I noticed a lot of interest in this chair I posted in MY PROJECTS.

so I did some searching, & found this nice Free folding chair plan.

I think it's nicer than the one I made.


----------



## Caliper (Mar 12, 2007)

Nope. Yours is better. More appealing to the eye and the back will be more comfortable for those long afternoons on the deck with a book.

Thanks for the other though.


----------



## MsDebbieP (Jan 4, 2007)

thanks! 
added to my list


----------



## Chipncut (Aug 18, 2006)

*Thank you Jeff.*

I wish I could find the plan that's exactly like mine.

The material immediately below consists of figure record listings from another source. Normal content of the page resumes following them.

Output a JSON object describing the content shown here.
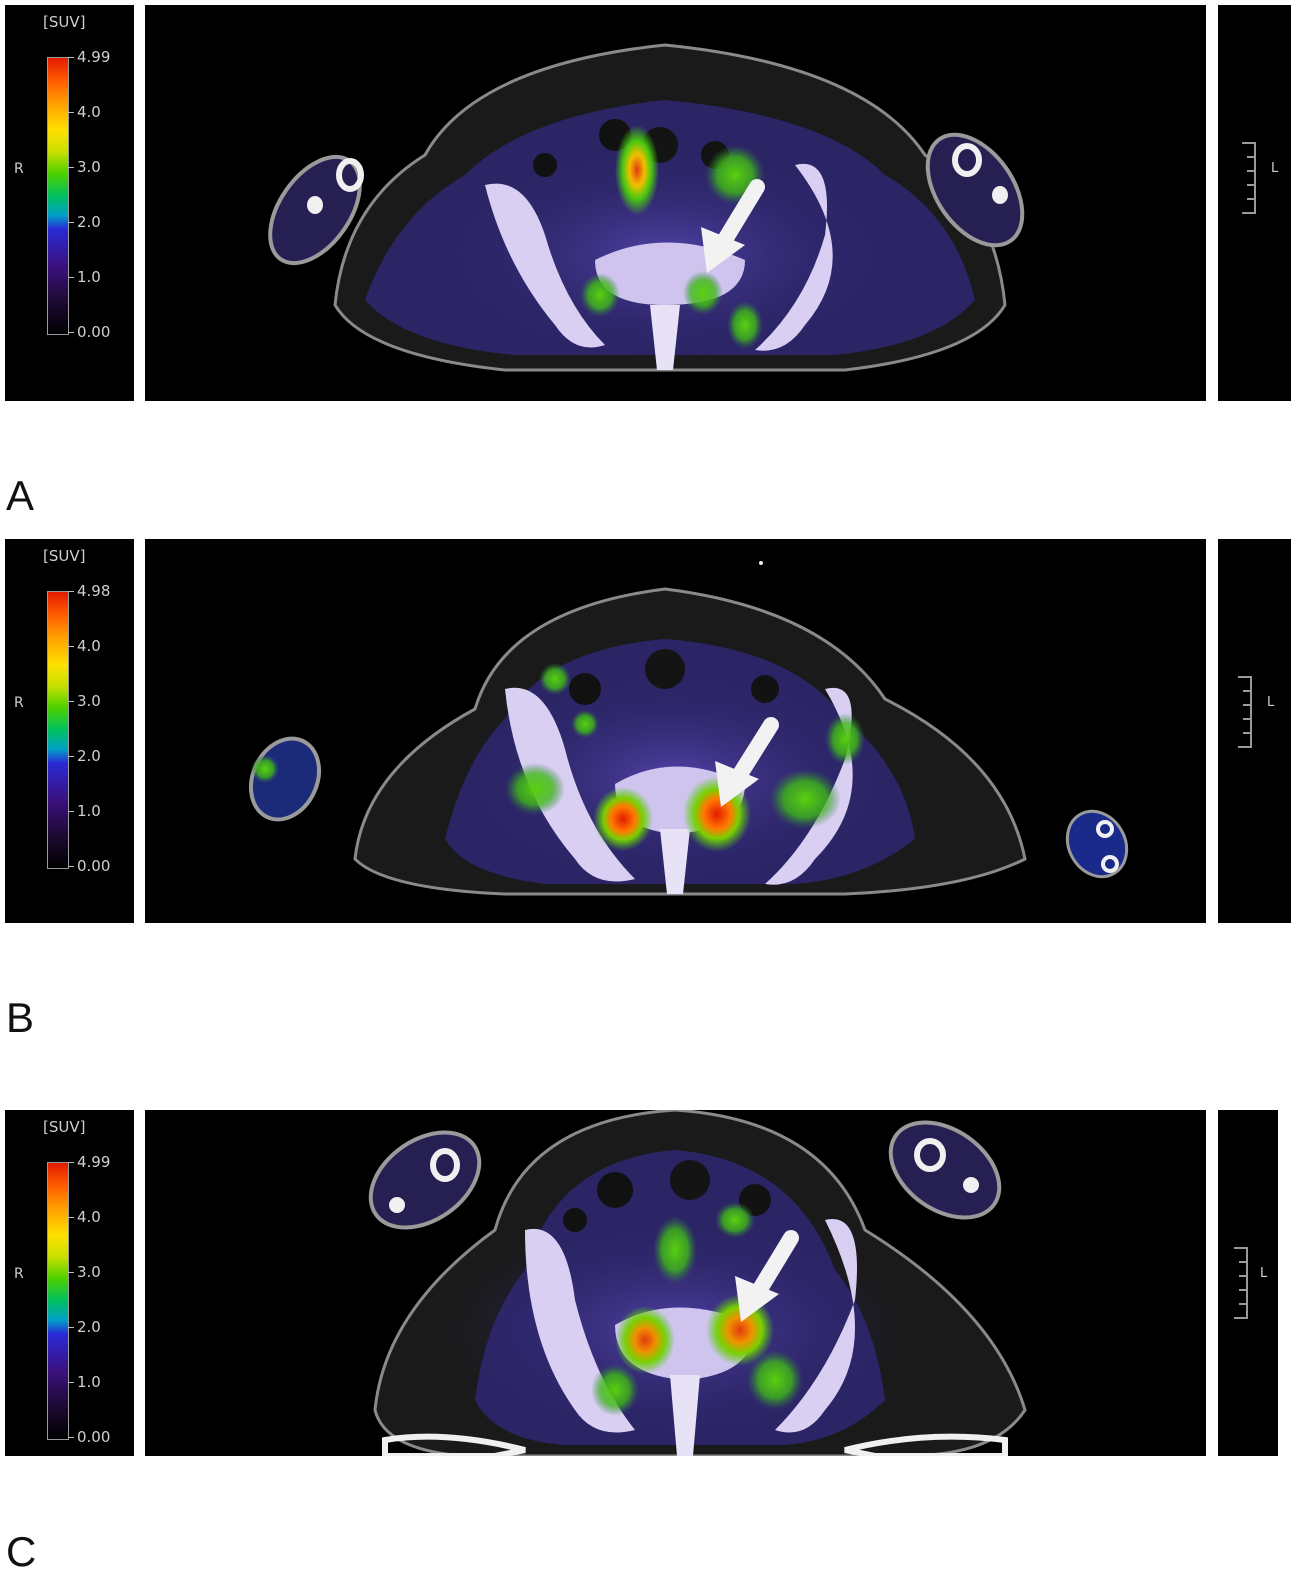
{
  "panels": [
    {
      "letter": "A",
      "unit": "[SUV]",
      "side_left": "R",
      "side_right": "L",
      "scale_max": "4.99",
      "scale_labels": [
        "4.0",
        "3.0",
        "2.0",
        "1.0",
        "0.00"
      ]
    },
    {
      "letter": "B",
      "unit": "[SUV]",
      "side_left": "R",
      "side_right": "L",
      "scale_max": "4.98",
      "scale_labels": [
        "4.0",
        "3.0",
        "2.0",
        "1.0",
        "0.00"
      ]
    },
    {
      "letter": "C",
      "unit": "[SUV]",
      "side_left": "R",
      "side_right": "L",
      "scale_max": "4.99",
      "scale_labels": [
        "4.0",
        "3.0",
        "2.0",
        "1.0",
        "0.00"
      ]
    }
  ],
  "colors": {
    "background": "#000000",
    "bone": "#d9cff2",
    "soft_tissue": "#3b2f7a",
    "uptake_green": "#43c80e",
    "uptake_red": "#e53a10",
    "arrow": "#f2f2f2"
  }
}
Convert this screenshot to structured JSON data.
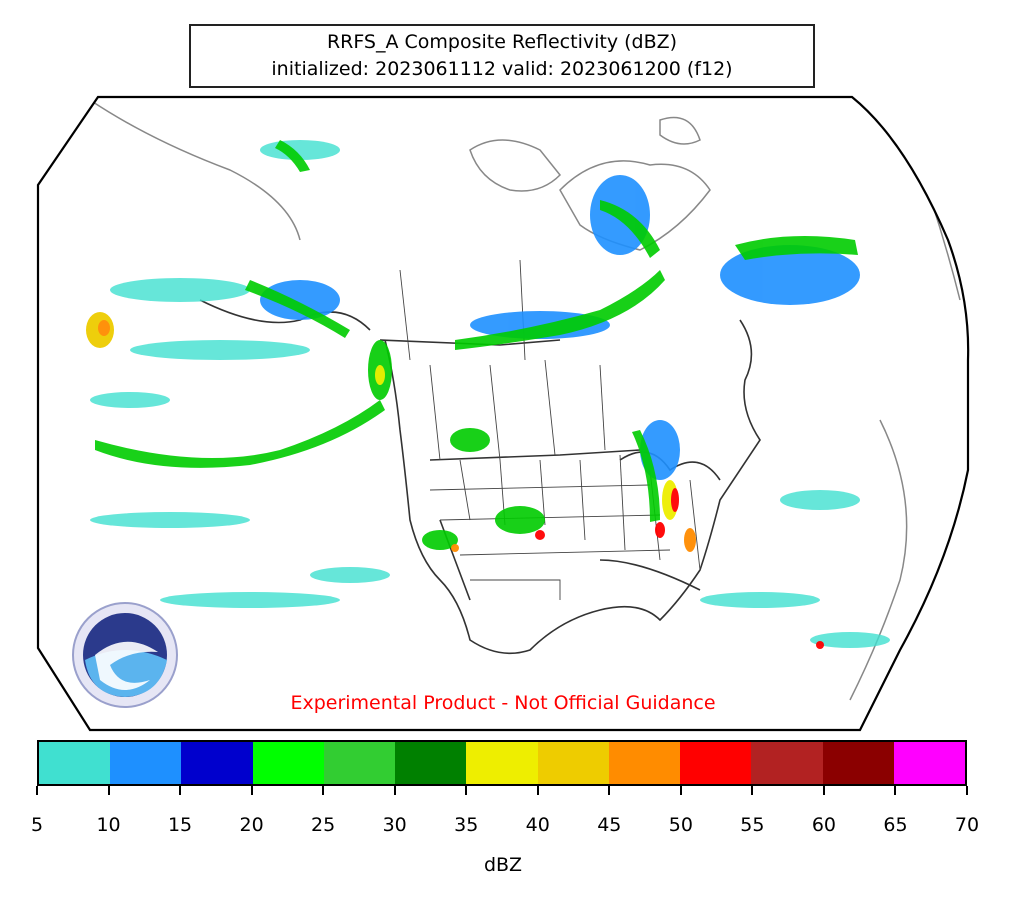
{
  "title": {
    "line1": "RRFS_A Composite Reflectivity (dBZ)",
    "line2": "initialized: 2023061112 valid: 2023061200 (f12)"
  },
  "warning": "Experimental Product - Not Official Guidance",
  "logo": {
    "name": "noaa-logo",
    "text": "NOAA"
  },
  "colorbar": {
    "label": "dBZ",
    "ticks": [
      "5",
      "10",
      "15",
      "20",
      "25",
      "30",
      "35",
      "40",
      "45",
      "50",
      "55",
      "60",
      "65",
      "70"
    ],
    "colors": [
      "#40e0d0",
      "#1e90ff",
      "#0000cd",
      "#00ff00",
      "#32cd32",
      "#008000",
      "#eeee00",
      "#eecc00",
      "#ff8c00",
      "#ff0000",
      "#b22222",
      "#8b0000",
      "#ff00ff"
    ]
  }
}
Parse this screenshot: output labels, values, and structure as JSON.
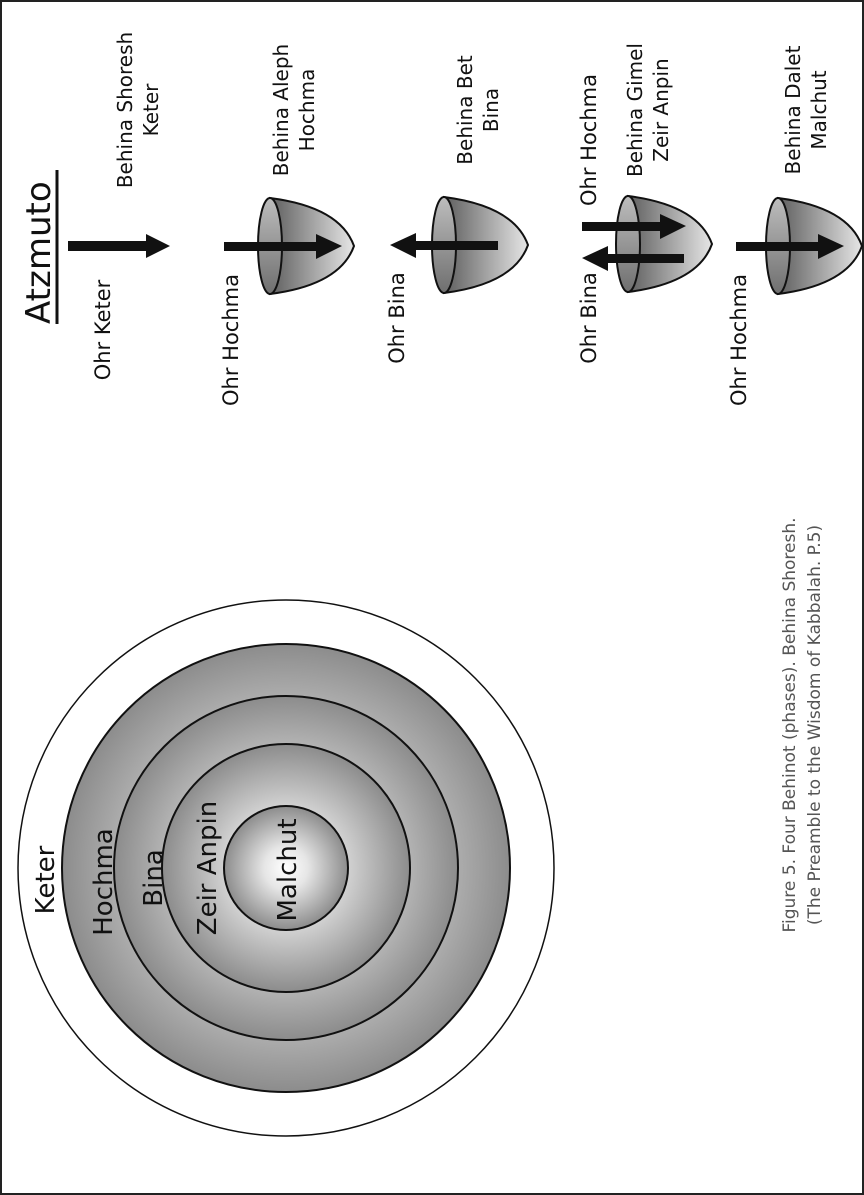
{
  "title": "Atzmuto",
  "phases": [
    {
      "line1": "Behina Shoresh",
      "line2": "Keter",
      "light": "Ohr Keter"
    },
    {
      "line1": "Behina Aleph",
      "line2": "Hochma",
      "light": "Ohr Hochma"
    },
    {
      "line1": "Behina Bet",
      "line2": "Bina",
      "light": "Ohr Bina"
    },
    {
      "line1": "Behina Gimel",
      "line2": "Zeir Anpin",
      "light_left": "Ohr Bina",
      "light_right": "Ohr Hochma"
    },
    {
      "line1": "Behina Dalet",
      "line2": "Malchut",
      "light": "Ohr Hochma"
    }
  ],
  "rings": {
    "keter": "Keter",
    "hochma": "Hochma",
    "bina": "Bina",
    "zeir_anpin": "Zeir Anpin",
    "malchut": "Malchut"
  },
  "caption": {
    "line1": "Figure 5. Four Behinot (phases). Behina Shoresh.",
    "line2": "(The Preamble to the Wisdom of Kabbalah. P.5)"
  }
}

The backrest, & seat could be modified on this plan.


----------



## Kindlingmaker (Sep 29, 2008)

I really like Barb's birthday chair!


----------



## Caliper (Mar 12, 2007)

Dick, I've seen it somewhere online before (or maybe just a similar design) and always liked it. I don't usually go through plan sites that much but I'm sure I've seen it. I'll look for a bookmark.


----------



## Chipncut (Aug 18, 2006)

I found this plan in WOOD magazine.


----------



## GaryC (Dec 31, 2008)

Dick, I can tell you exactly where the plan is for your chair. Just look in the spot where all the missing pencils and tape measures are.


----------



## matt1970 (Mar 28, 2007)

that is a good site…the plans look pretty clear…and the home page had a lot of different categories…


----------



## teenagewoodworker (Jan 31, 2008)

ive seen the exact same chair you made in a magazine. ill see if i can locate it


----------



## GMman (Apr 11, 2008)

Thanks but yours looks a lot nicer,I think we all like yours better.
As soon as I try to make one I will post it again, thanks Dick


----------



## papadan (Mar 6, 2009)

I think this is it on the Minwax site. Bottom of the page. http://www.minwax.com/projects/outdoor/


----------



## Karson (May 9, 2006)

Nah Dick I need plans for your chair. If I'm going to rip of someone. I want to do it to someone that I care about.


----------



## Innovator (Jan 20, 2009)

Thanks for sharing, nice chair but I agree yours is better.


----------



## Chipncut (Aug 18, 2006)

*Thanks Everybody!*

I was trying not to be too boisterous, but after thinking it over, I also like Barb's chair better.*<Q}#*

Maybe some great *Sketchup artist* like *daveR* could make a pattern for us from the picture.


----------



## Chipncut (Aug 18, 2006)

THANK YOU DAVE!

I'm sorry but you'll have to wait, we're not at our cabin right now,

because I have a major repair job to do on our gazebo storage shed.

I had a small leak in a couple of places on the roof, & some carpenter

ants have taken over. They've done some major damage. I'll have to replace some rafters, & sheathing.


----------



## Chipncut (Aug 18, 2006)

I'm changing the roof line so I can get a steeper pitch.

I wouldn't have to do this, but I have to replace so much, it's a good time to do it.

It also has to be the hottest days we've had this summer.

I took some pictures, so I'll post them on My Blog.


----------